アフターコロナ

 東日本大震災のときに、我々の世界はもう前には戻れないと感じた。3.11後の世界は人々の考え方も生き方も前とは大きく変わったからだ。そして、こんなパラダイムシフトは、そうそう起こりはしないと考えていた。

 しかし、世界は再び変わろうとしている、新型コロナ感染症によって。今までの常識が通用しなくなり、考え方も生き方も変わってしまうだろう。では、どのように変わるのだろうか。マクロ的な視点で見ると、政治体制の強権化がますます進みそうだ。豊かで自由な生活を保障するために、人権を尊重することが絶対的であった民主主義国家では、このような感染症を防ぐことはかなり難しい。さまざまな考え方を持った個人を一つの行動規範で規制することは不可能だからだ。一方で、自由はないが豊かで安全な生活を保証することを目指してきた中国(もっとも、豊かさを保証することが体制の維持につながると考えているからだが)では、強制的な外出規制を行い、一定の成果を得てしまった。自粛という曖昧な方策をとった国とその成果が大きく異なり、強権的な手法の優位性が立証されてしまったのかもしれない。

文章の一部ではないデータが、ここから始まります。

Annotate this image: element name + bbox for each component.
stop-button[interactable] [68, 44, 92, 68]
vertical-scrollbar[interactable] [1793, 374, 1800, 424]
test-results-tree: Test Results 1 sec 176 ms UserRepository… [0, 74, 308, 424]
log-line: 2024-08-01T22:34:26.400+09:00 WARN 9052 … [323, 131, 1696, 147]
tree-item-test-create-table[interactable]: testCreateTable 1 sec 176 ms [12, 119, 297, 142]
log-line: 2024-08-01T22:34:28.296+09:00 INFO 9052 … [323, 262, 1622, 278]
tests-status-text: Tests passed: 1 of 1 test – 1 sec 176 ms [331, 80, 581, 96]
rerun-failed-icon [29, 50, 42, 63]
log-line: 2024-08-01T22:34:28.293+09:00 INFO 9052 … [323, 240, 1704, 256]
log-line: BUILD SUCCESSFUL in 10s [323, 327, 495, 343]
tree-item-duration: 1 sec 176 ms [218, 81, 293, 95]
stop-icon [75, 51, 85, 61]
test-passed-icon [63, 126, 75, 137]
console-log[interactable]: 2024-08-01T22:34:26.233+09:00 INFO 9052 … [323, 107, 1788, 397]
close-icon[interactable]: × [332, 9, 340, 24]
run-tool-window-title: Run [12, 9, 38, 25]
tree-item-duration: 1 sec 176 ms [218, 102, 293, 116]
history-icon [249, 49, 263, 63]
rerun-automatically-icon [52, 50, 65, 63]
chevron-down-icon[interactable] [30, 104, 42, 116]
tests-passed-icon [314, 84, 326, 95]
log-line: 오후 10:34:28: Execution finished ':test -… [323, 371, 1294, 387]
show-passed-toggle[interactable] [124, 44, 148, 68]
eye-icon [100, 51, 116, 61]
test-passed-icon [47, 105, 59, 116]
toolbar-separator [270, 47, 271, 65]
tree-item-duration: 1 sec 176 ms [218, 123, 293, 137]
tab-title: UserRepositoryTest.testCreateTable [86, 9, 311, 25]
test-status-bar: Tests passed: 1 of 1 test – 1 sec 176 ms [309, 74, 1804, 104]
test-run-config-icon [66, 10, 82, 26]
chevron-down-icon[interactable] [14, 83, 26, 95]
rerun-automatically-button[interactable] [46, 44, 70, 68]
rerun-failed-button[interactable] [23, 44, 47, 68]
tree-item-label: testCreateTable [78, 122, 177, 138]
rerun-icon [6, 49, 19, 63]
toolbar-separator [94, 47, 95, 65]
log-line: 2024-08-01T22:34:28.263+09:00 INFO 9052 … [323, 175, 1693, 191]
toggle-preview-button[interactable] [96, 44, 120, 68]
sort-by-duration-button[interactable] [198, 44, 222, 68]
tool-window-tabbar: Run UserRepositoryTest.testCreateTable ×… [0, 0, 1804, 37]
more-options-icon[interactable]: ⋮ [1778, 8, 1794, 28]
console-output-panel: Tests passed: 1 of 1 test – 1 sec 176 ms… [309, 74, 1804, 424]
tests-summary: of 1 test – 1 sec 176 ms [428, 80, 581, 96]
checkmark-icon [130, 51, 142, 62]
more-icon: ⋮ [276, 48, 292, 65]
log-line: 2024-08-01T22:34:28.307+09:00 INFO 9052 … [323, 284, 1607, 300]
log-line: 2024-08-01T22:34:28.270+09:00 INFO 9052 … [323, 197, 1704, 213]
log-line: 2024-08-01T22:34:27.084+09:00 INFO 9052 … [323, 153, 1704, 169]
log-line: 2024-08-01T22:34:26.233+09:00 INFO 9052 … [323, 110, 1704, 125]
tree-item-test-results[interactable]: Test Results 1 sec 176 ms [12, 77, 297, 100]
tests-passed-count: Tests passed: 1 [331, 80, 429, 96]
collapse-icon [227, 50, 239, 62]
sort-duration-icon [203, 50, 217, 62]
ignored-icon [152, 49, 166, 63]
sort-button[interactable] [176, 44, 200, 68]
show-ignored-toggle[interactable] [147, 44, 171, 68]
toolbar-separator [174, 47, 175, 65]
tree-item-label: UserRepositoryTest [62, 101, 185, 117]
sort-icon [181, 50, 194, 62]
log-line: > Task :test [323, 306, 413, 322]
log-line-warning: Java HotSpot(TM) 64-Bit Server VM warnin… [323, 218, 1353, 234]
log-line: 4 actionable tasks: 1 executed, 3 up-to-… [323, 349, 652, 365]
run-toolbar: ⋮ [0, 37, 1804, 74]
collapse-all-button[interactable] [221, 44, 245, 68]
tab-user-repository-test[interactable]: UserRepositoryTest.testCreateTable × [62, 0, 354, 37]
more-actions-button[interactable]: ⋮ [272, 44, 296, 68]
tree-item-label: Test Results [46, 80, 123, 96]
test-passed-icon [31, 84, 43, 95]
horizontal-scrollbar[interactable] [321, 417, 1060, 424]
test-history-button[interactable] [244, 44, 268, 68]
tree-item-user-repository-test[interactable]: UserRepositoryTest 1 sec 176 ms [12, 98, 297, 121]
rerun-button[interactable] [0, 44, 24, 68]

 また、個人の行動監視を可能にする5Gの実現が大きく前進するはずだ。今やスマホのGPS、電子マネーの履歴、検索履歴、防犯カメラ、顔認証などの科学技術を利用すれば、個人の行動は一目瞭然である。それを一元化して管理することで、国民全体の行動を監視することが可能となるだろう。そのうちに、「サイコパス」のように一人一人に犯罪係数などをつけて、未然に事件を防ぐようなシステムも作ることができるだろう。

 日本に視点を移すと、戦後、豊かで自由で安全な生活を謳歌できていたのだが、それは政治家の有能さというよりも地政学的な優位性によるところが大きいと思う。ところが、中国の台頭やグローバリズムの反作用で生まれたナショナリズム、そして、トドメとして、今回の新型コロナ感染症によって、政治家の危機管理能力の無さが露呈してしまった。政権の中枢にはアホしかいないのかとも思えるドタバタ劇、それを殊更大げさに扱うマスコミ、責任のないところで言いたい放題の知識人、そして、それに便乗するかのように聞きかじった知識で偉そうにブログで発信している私のような存在。何でもいえる表現の自由って本当に素晴らしい。でも、本当に収拾がつかない。

 外出もせずに、テレビでコロナの報道ばかり見ているとろくなことを考えない。こういったときだからこそ、じっくりと映画鑑賞でもしようかな。